Notice how the displacement vector encapsulates both the direction and the distance. Understanding this concept is crucial when dealing with vector quantities in physics.

Dot Product

The dot product is a key operation when working with vectors, especially in physics. It is used to determine quantities like work, where both direction and magnitude matter. The dot product of two vectors essentially projects one vector onto another and multiplies by the magnitude.
For our case, we calculate the dot product of the force vector

• \(\mathbf{F} = \langle 2,4,1 \rangle\)

and the displacement vector

• \(\mathbf{d} = \langle 2,4,6 \rangle\)

The formula for this is:
\[\mathbf{F} \cdot \mathbf{d} = F_x \cdot d_x + F_y \cdot d_y + F_z \cdot d_z\]
Breaking it down into components, we multiply the corresponding x, y, and z components:

• \(F_x = 2\), \(d_x = 2\)
• \(F_y = 4\), \(d_y = 4\)
• \(F_z = 1\), \(d_z = 6\)

Calculating this gives us:
\[(2)(2) + (4)(4) + (1)(6) = 4 + 16 + 6 = 26\]
Through the dot product, we calculate how much of the force is effectively being used in moving the object along the direction of displacement. This scalar result represents the work done.

Vector Components

Vectors are physical quantities that have both magnitude and direction, and they are often broken down into components to simplify calculations. The components of a vector are essentially the projections of the vector onto the x, y, and z axes.
For a vector \(\mathbf{v} = \langle v_x, v_y, v_z \rangle\), each component represents how much of the vector's magnitude is aligned with each coordinate axis.
In our scenario, the force vector \(\mathbf{F}\) and the displacement vector \(\mathbf{d}\) both have three components:

• Force vector: \(\mathbf{F} = \langle 2, 4, 1 \rangle\)
• Displacement vector: \(\mathbf{d} = \langle 2, 4, 6 \rangle\)

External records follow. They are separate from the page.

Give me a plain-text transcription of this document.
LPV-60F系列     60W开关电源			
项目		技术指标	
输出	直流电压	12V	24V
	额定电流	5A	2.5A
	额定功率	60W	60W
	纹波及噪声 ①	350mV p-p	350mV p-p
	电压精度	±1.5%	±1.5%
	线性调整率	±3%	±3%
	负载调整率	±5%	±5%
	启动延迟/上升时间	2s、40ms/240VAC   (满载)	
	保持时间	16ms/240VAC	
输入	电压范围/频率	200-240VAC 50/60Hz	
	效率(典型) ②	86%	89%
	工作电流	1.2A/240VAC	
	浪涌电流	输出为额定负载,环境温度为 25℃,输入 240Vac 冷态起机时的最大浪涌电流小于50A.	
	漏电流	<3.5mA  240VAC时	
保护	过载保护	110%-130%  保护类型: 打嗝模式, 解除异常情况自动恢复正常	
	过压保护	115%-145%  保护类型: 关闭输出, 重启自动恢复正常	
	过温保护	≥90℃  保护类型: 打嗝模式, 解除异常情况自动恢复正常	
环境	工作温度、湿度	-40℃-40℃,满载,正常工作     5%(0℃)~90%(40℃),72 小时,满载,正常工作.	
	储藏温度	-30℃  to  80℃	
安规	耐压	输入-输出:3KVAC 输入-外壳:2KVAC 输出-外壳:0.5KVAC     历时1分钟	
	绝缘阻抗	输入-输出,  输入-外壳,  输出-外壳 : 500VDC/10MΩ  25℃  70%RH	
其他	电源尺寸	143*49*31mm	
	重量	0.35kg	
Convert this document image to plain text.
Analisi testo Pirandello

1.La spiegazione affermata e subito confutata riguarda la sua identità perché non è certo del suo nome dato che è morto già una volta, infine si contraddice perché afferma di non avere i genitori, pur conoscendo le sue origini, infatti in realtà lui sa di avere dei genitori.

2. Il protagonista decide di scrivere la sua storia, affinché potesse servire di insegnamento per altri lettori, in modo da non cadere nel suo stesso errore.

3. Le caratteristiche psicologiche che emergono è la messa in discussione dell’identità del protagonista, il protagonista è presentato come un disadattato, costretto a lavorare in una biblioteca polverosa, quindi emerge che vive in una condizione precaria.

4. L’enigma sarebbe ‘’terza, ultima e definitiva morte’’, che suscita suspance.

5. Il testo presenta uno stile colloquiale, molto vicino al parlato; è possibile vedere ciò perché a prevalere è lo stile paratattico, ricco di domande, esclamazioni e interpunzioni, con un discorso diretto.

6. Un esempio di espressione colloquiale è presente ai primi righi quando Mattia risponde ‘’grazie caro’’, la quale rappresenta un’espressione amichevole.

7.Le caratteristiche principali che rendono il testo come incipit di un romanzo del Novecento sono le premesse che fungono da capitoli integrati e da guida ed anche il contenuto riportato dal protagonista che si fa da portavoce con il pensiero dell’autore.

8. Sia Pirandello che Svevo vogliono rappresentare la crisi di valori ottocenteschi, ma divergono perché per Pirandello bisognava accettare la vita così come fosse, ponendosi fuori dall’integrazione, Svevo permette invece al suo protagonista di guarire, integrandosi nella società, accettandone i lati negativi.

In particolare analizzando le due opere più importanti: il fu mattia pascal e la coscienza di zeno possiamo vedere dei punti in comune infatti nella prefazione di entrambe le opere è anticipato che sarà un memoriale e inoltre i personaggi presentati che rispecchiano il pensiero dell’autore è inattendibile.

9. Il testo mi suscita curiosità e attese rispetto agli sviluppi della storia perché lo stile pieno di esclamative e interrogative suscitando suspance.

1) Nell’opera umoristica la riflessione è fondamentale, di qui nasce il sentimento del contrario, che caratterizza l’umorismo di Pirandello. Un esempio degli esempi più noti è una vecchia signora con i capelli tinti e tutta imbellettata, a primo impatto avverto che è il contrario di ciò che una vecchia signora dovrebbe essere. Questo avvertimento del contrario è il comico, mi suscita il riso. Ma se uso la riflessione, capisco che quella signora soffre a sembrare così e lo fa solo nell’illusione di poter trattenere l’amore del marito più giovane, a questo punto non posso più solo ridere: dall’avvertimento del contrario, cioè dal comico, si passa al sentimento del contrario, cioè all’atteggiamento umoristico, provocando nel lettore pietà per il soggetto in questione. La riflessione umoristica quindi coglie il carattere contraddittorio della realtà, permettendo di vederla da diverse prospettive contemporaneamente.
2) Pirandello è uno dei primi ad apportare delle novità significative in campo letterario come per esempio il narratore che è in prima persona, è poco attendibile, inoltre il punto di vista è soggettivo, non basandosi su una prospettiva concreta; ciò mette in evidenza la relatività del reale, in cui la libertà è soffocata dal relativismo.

When calculating physical quantities, like work, we often deal with each component separately by using operations like dot product. This way:

• We preserve the directionality of the vectors
• The calculations become manageable and more intuitive

Breaking vectors into components is fundamental for vector addition, scaling, and operations like the dot product, making it a crucial skill in physics.